Andrew B. Lassman, M.D., is the John Harris Associate Professor of Neurology and the Chief of Neuro-oncology at Columbia University. After earning B.S. and M.S. degrees in Molecular Biophysics and Biochemistry as part of a combined 4-year program at Yale University, he received his M.D. from Columbia University’s College of Physicians and Surgeons. Dr. Lassman subsequently completed his residency at the Neurological Institute of NewYork-Presbyterian Hospital/Columbia University Medical Center, and fellowship in Neuro-Oncology at Memorial Sloan-Kettering Cancer Center, where he then joined the faculty and served as fellowship director.

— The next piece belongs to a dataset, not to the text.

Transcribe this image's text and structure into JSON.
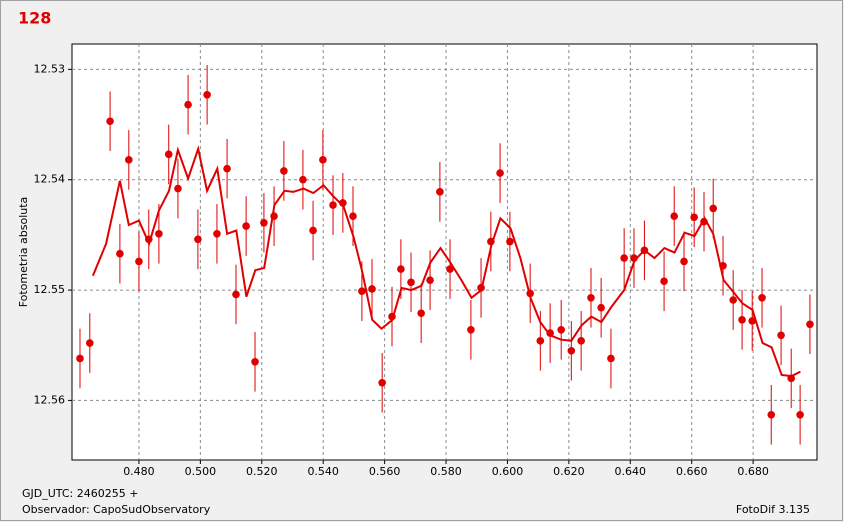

In November 2011, Dr. Lassman became Chief of Neuro-Oncology at Columbia University Medical Center, and also serves as the Medical Director for the Clinical Protocol Data Management Office of the Herbert Irving Comprehensive Cancer Center. 

Dr. Lassman received the Preuss Award in Neuro-Oncology from the American Academy of Neurology, the Boyer Clinical Research Award from Memorial Sloan-Kettering Cancer Center, and the Gary Lichtenstein Humanitarian Award from Voices Against Brain Cancer.

Jody M. Mason, B.Sc., Ph.D. is an Associate Professor of Biochemistry in the Department of Biology and Biochemistry at the University of Bath, U.K. His research interests center on the employment of peptide-based libraries to identify stable and specific antagonists of key protein-protein interactions that are implicated in disease pathways. Dr. Mason has authored over 40 papers as well as book chapters and patents in the area of protein folding and interaction.

Dr. Mason earned his degree in Biochemistry from the University of Bristol, U.K. in 1997. In 2001, he completed a Ph.D. in protein folding at the Department of Biochemistry, the University of Bristol under the supervision of the late Professor Tony Clarke. Postdoctoral research at the University of Manchester focused on amyloid aggregation inhibitors with Professor Andrew Doig. He has since worked at the Universities of Freiburg, Germany and Essex, U.K. Since 2015, Dr. Mason is an Associate Professor at the University of Bath. Funding towards Dr. Mason's research has included a Career Establishment Award from Cancer Research UK, in addition to major funding from the Wellcome Trust, and Alzheimer's Research U.K. He is a member of the Biotechnology and Biological Sciences Research Council (BBSRC) pool of experts and the Alzheimer's Research U.K. Grant Review Board.

Praveen B. Raju, M.D., Ph.D. is an Assistant Professor of Pediatrics and the Caryl & Israel A. Englander Clinical Scholar in Children's Health at Weill Cornell Medical College and Assistant Attending Pediatrician at New York-Presbyterian Hospital. He is board-certified in Neurology with Special Qualifications in Child Neurology.

Dr. Raju completed his M.D. in 2001 at the University of Pennsylvania School of Medicine, where he also completed his Ph.D. in Cell and Molecular Biology / Genetics. He served as a resident in Pediatrics at Babies & Children's Hospital of New York / Columbia-Presbyterian Medical Center and subsequently finished his Pediatric Neurology Fellowship training at Children's Hospital, Boston / Harvard Medical School in 2006 where he served as Chief Fellow during his final year. Prior to joining the Weill Cornell Medical College faculty, Dr. Raju was a Fellow of the Pediatric Scientist Development Program (PSDP) at Memorial Sloan-Kettering Cancer Center.

In addition to his clinical responsibilities, Dr. Raju directs the Laboratory for Childhood Brain Tumor Research at Weill Cornell Medical College and studies the developmental origins of pediatric brain tumors including medulloblastoma, atypical teratoid rhabdoid tumor (ATRT), pediatric glioma, and brainstem glioma and their respective relationships to developmental signal transduction pathways. Through the utilization of sophisticated mouse genetics techniques, Dr. Raju and his team are creating new and improved preclinical models of these childhood brain tumors to better understand their biology, investigate novel treatment approaches, and identify treatment resistance mechanisms that can be translated back for use in patients.